Although women composers are still outnumbered by men, it is evident that more and more women are becoming successful in their careers as composers. More women are being recognized by established institutions, having their works recorded, performed by major orchestras, and receiving honors and commissions. However, it is clear that much work is still to be done before women composers are to be given the same recognition as their male counterparts.

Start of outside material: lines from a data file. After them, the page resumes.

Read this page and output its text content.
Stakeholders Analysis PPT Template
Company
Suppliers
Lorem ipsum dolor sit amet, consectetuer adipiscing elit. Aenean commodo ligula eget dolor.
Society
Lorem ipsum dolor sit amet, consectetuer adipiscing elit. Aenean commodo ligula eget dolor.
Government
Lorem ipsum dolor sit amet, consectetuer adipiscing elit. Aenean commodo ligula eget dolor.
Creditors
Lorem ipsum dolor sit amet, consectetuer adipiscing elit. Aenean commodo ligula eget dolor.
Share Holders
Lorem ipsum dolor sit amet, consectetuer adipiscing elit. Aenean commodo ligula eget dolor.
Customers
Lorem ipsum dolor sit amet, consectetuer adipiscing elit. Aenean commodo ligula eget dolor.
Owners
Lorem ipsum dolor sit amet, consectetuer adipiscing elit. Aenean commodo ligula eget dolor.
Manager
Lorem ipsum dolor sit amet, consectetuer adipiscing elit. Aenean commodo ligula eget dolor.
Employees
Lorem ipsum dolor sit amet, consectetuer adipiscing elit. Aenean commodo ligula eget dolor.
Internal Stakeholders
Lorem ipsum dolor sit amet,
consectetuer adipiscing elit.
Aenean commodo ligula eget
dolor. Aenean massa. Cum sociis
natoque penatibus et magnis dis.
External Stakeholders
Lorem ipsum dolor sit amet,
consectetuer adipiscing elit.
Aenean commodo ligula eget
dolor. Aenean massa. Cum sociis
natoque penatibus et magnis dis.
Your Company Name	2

As a passionate advocate of Women Composers I hope to increase recognition of prominent and lesser-known women, living and deceased, composing high-quality literature. It is my intention to not only make works more accessible but also to bring to everyone’s consciousness the marginalization of women composers in the classical music field and increase awareness of the lack of effort on the part of presenters, organizations, and musicians towards gender equity. It is my hope to energize and mobilize others to create a level playing field on which women composers are fairly represented.
How It Got Its Name:
"HALF OF HUMANITY HAS SOMETHING TO SAY"
Saariaho's “L’Amour de Loin” was the first opera written by a woman to be staged by the Metropolitan Opera in New York in 113 years. In an interview with Jeff Lunden in 2016 she expressed weariness over having to discuss this operatic glass ceiling. "It's kind of ridiculous," she says. "I feel that we should speak about my music and not of me being a woman.” Despite her weariness, Saariaho is keenly aware of the challenges women still face today in the music world. "I've seen it with young women who are battling with the same things I was battling ... 35 years ago," she says. Saariaho says these gender barriers might even cause her to revise her earlier point and speak out despite her weariness on the subject. "Maybe we, then, should speak about it, even if it seems so unbelievable," she says. "You know, half of humanity has something to say."